Pautler summarized the situation.
“So there is five or 10 different ways that it can develop that you can’t make it on your own and you need some level of support beyond that,” he said. “And right now we’re maintaining without that and that is the goal.
“So our strength is in numbers and togetherness and like everything you said this evening about productivity and stuff, that maybe keeps them away.”
Brock Gibson, then remarked that he had served in rural health care, and gave high praise to the hospital.
“For this hospital to do what they do here in this town is very impressive,” he said. “I mean, it’s very impressive. And I’m not just saying that.
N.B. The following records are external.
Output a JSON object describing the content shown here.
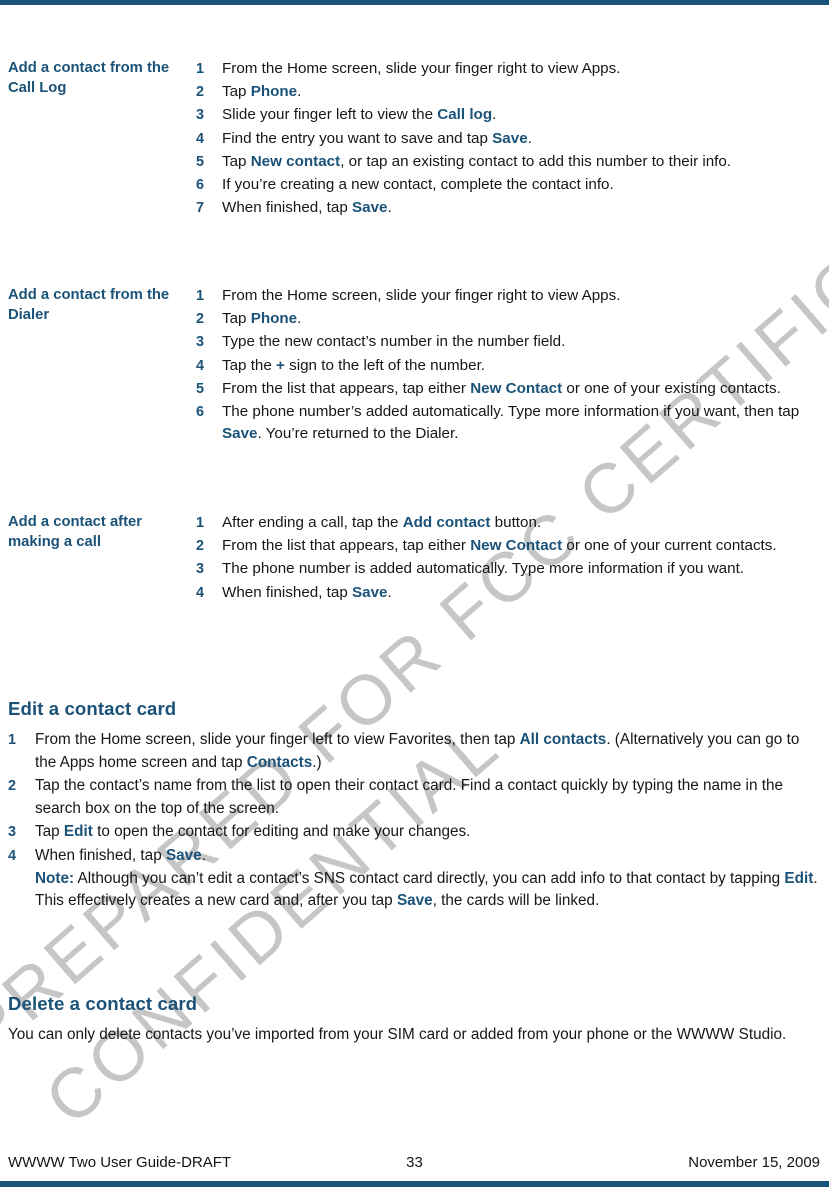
{
  "page": {
    "rule_color": "#1b5278",
    "accent_color": "#1b5278",
    "body_color": "#171717",
    "watermark_color": "#c6c6c6"
  },
  "watermark": {
    "line1": "PREPARED FOR FCC CERTIFICATION",
    "line2": "CONFIDENTIAL"
  },
  "procedures": [
    {
      "label": "Add a contact from the Call Log",
      "steps": [
        {
          "num": "1",
          "parts": [
            {
              "t": "From the Home screen, slide your finger right to view Apps.",
              "kw": false
            }
          ]
        },
        {
          "num": "2",
          "parts": [
            {
              "t": "Tap ",
              "kw": false
            },
            {
              "t": "Phone",
              "kw": true
            },
            {
              "t": ".",
              "kw": false
            }
          ]
        },
        {
          "num": "3",
          "parts": [
            {
              "t": "Slide your finger left to view the ",
              "kw": false
            },
            {
              "t": "Call log",
              "kw": true
            },
            {
              "t": ".",
              "kw": false
            }
          ]
        },
        {
          "num": "4",
          "parts": [
            {
              "t": "Find the entry you want to save and tap ",
              "kw": false
            },
            {
              "t": "Save",
              "kw": true
            },
            {
              "t": ".",
              "kw": false
            }
          ]
        },
        {
          "num": "5",
          "parts": [
            {
              "t": "Tap ",
              "kw": false
            },
            {
              "t": "New contact",
              "kw": true
            },
            {
              "t": ", or tap an existing contact to add this number to their info.",
              "kw": false
            }
          ]
        },
        {
          "num": "6",
          "parts": [
            {
              "t": "If you’re creating a new contact, complete the contact info.",
              "kw": false
            }
          ]
        },
        {
          "num": "7",
          "parts": [
            {
              "t": "When finished, tap ",
              "kw": false
            },
            {
              "t": "Save",
              "kw": true
            },
            {
              "t": ".",
              "kw": false
            }
          ]
        }
      ]
    },
    {
      "label": "Add a contact from the Dialer",
      "steps": [
        {
          "num": "1",
          "parts": [
            {
              "t": "From the Home screen, slide your finger right to view Apps.",
              "kw": false
            }
          ]
        },
        {
          "num": "2",
          "parts": [
            {
              "t": "Tap ",
              "kw": false
            },
            {
              "t": "Phone",
              "kw": true
            },
            {
              "t": ".",
              "kw": false
            }
          ]
        },
        {
          "num": "3",
          "parts": [
            {
              "t": "Type the new contact’s number in the number field.",
              "kw": false
            }
          ]
        },
        {
          "num": "4",
          "parts": [
            {
              "t": "Tap the ",
              "kw": false
            },
            {
              "t": "+",
              "kw": true
            },
            {
              "t": " sign to the left of the number.",
              "kw": false
            }
          ]
        },
        {
          "num": "5",
          "parts": [
            {
              "t": "From the list that appears, tap either ",
              "kw": false
            },
            {
              "t": "New Contact",
              "kw": true
            },
            {
              "t": " or one of your existing contacts.",
              "kw": false
            }
          ]
        },
        {
          "num": "6",
          "parts": [
            {
              "t": "The phone number’s added automatically. Type more information if you want, then tap ",
              "kw": false
            },
            {
              "t": "Save",
              "kw": true
            },
            {
              "t": ". You’re returned to the Dialer.",
              "kw": false
            }
          ]
        }
      ]
    },
    {
      "label": "Add a contact after making a call",
      "steps": [
        {
          "num": "1",
          "parts": [
            {
              "t": "After ending a call, tap the ",
              "kw": false
            },
            {
              "t": "Add contact",
              "kw": true
            },
            {
              "t": " button.",
              "kw": false
            }
          ]
        },
        {
          "num": "2",
          "parts": [
            {
              "t": "From the list that appears, tap either ",
              "kw": false
            },
            {
              "t": "New Contact",
              "kw": true
            },
            {
              "t": " or one of your current contacts.",
              "kw": false
            }
          ]
        },
        {
          "num": "3",
          "parts": [
            {
              "t": "The phone number is added automatically. Type more information if you want.",
              "kw": false
            }
          ]
        },
        {
          "num": "4",
          "parts": [
            {
              "t": "When finished, tap ",
              "kw": false
            },
            {
              "t": "Save",
              "kw": true
            },
            {
              "t": ".",
              "kw": false
            }
          ]
        }
      ]
    }
  ],
  "edit_section": {
    "title": "Edit a contact card",
    "steps": [
      {
        "num": "1",
        "parts": [
          {
            "t": "From the Home screen, slide your finger left to view Favorites, then tap ",
            "kw": false
          },
          {
            "t": "All contacts",
            "kw": true
          },
          {
            "t": ". (Alternatively you can go to the Apps home screen and tap ",
            "kw": false
          },
          {
            "t": "Contacts",
            "kw": true
          },
          {
            "t": ".)",
            "kw": false
          }
        ]
      },
      {
        "num": "2",
        "parts": [
          {
            "t": "Tap the contact’s name from the list to open their contact card. Find a contact quickly by typing the name in the search box on the top of the screen.",
            "kw": false
          }
        ]
      },
      {
        "num": "3",
        "parts": [
          {
            "t": "Tap ",
            "kw": false
          },
          {
            "t": "Edit",
            "kw": true
          },
          {
            "t": " to open the contact for editing and make your changes.",
            "kw": false
          }
        ]
      },
      {
        "num": "4",
        "parts": [
          {
            "t": "When finished, tap ",
            "kw": false
          },
          {
            "t": "Save",
            "kw": true
          },
          {
            "t": ".",
            "kw": false
          }
        ],
        "note": [
          {
            "t": "Note:",
            "kw": true
          },
          {
            "t": " Although you can’t edit a contact’s SNS contact card directly, you can add info to that contact by tapping ",
            "kw": false
          },
          {
            "t": "Edit",
            "kw": true
          },
          {
            "t": ". This effectively creates a new card and, after you tap ",
            "kw": false
          },
          {
            "t": "Save",
            "kw": true
          },
          {
            "t": ", the cards will be linked.",
            "kw": false
          }
        ]
      }
    ]
  },
  "delete_section": {
    "title": "Delete a contact card",
    "body": "You can only delete contacts you’ve imported from your SIM card or added from your phone or the WWWW Studio."
  },
  "footer": {
    "left": "WWWW Two User Guide-DRAFT",
    "page_number": "33",
    "right": "November 15, 2009"
  }
}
“I’m telling you that because that’s a fact. I have visited many of these hospitals. And it is a very difficult thing to do to manage a critical access hospital because of the reimbursement that you just talked about with Medicare, because they’re cost-based. So it’s a challenge to do that.”
He said of the 150 to 200 hospitals he has worked with, SGCMH is among the top three or so.
Another townhall is scheduled for this Thursday at 5 p.m., also at the sports complex.